Antes, dos uniformados más fueron heridos y dos fotógrafos resultaron con lesiones graves y con un saldo lamentable: una cámara quebrada y otra hurtada.
Hay más elementos
Según el comisario de Policía, Héctor Ruiz, la movilización de elementos a los partidos depende de su valoración de riesgo. “Depende de la importancia, pueden ser 400 y hasta 800 uniformados, pero para la policía es difícil detener una turba de 10 mil hinchas, aunque hay estrategias que se puedan aplicar”.
Por otra parte, para el directivo de Olimpia Miguel Flores Cisneros, los equipos capitalinos invierten, cada uno por juego, unos 26 mil lempiras en seguridad. “La directiva de Olimpia ha tratado de concienciar a las barras para que frenemos esto, no solo nos reunimos con la policía, invertimos en esto y hemos perdido mucho dinero”, dijo el dirigente del Albo.
A su vez, el director deportivo de Motagua, Manuel Zelaya, ratificó que la dirigencia del Azul no tiene vínculos con las barras. “La directiva de Motagua no tiene nada que ver con ellos”, dijo brevemente.
Los encargados de la seguridad el domingo fueron: Quintín Juárez García, supervisor, y Ramón Martínez, encargado del dispositivo. Sin embargo, ayer no se pudo dialogar con ellos porque estaban de francos.
De acuerdo con datos extraoficiales, se había consignado llevar 400 agentes para hacer efectivo los cinco anillos de seguridad.
Lo consumaron
En la estrategia de la policía estaba claro que los integrantes de los Revolucionarios saldrían cinco minutos antes de finalizar el juego, pero no, se quedaron en el estadio y abandonaron al mismo tiempo que la Ultra Fiel, continuando la pelea en los predios del puente La Isla.

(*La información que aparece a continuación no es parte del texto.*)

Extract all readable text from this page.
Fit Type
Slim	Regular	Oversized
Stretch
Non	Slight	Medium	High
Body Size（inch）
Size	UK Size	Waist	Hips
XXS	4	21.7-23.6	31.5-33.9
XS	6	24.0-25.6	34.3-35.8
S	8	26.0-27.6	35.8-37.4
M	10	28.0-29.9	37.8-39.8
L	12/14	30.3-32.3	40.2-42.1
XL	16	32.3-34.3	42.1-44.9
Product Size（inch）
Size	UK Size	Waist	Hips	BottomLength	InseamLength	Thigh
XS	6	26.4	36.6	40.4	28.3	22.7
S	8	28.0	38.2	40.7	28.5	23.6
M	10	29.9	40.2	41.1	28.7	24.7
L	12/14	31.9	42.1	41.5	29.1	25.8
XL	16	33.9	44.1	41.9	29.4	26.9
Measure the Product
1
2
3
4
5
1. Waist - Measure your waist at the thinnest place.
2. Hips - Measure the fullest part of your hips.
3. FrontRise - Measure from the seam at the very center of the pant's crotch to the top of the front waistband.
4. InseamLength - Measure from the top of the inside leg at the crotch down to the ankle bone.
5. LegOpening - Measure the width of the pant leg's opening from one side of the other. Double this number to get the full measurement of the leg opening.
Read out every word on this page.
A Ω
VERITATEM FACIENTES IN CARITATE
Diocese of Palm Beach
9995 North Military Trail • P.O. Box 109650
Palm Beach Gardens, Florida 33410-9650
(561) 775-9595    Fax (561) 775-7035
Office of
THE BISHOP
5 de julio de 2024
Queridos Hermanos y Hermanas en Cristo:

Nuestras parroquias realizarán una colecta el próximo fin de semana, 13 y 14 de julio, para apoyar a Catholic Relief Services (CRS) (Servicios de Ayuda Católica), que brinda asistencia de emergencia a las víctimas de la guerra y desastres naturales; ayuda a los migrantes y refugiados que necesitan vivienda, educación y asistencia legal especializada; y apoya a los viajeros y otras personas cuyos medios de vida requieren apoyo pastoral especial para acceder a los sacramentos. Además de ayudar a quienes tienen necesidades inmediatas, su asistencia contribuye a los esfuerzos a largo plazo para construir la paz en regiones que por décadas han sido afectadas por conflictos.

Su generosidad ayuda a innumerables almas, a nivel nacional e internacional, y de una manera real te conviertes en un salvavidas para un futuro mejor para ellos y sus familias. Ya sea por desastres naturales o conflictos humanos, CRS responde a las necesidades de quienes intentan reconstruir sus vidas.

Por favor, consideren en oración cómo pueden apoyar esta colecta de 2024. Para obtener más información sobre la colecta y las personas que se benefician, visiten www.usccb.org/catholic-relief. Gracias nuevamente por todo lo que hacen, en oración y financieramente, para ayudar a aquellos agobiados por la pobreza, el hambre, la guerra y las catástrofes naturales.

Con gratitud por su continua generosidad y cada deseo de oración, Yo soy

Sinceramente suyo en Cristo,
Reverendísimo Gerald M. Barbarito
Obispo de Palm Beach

“Es posible que haya proyectos con los equipos de ahora en adelante; algo falló en la estrategia el domingo”, dijo el comisario Ruiz.
En las gradas fueron burlados los cordones de seguridad. Los hinchas se llevaron de encuentro a los policías “Cobras” y otro tanto se fue por debajo del coloso.
Medidas
El presidente de la Liga, Mario Prieto, repudió los actos delictivos que se dan en los estadios.
“No se debe usar el fútbol para delinquir; hablé con Mario Verdial, el presidente del Catedrático, para tomar las medidas para el juego del sábado entre España y Olimpia en el Morazán”, explicó.
Prieto contó que para el sábado en el Morazán (partido de alto riesgo) se tratará de llevar una considerable cantidad de policías, se habla de mil 200, además se van a dividir las barras y se usarán diferentes horas de salida.
“En el futuro vamos a buscar una alianza con la policía para identificar con fotografías a los más violentos y prohibirles la entrada a los estadios”.
El día después...
Al final de todo el quilombo montado el domingo, los saldos se fueron en rojo.
Una pobre taquilla de 10 mil 760 personas, 48 detenidos de ambas barras en las postas del barrio el Manchén y el barrio Belén; un muerto, un civil herido, dos policías en iguales condiciones, una estrategia fallida y mucho dolor.
Una pelota manchada y el deseo manifiesto de no querer seguir en lo mismo. El fútbol es solo un juego donde gana el mejor, no una guerra donde pelea el más idiota.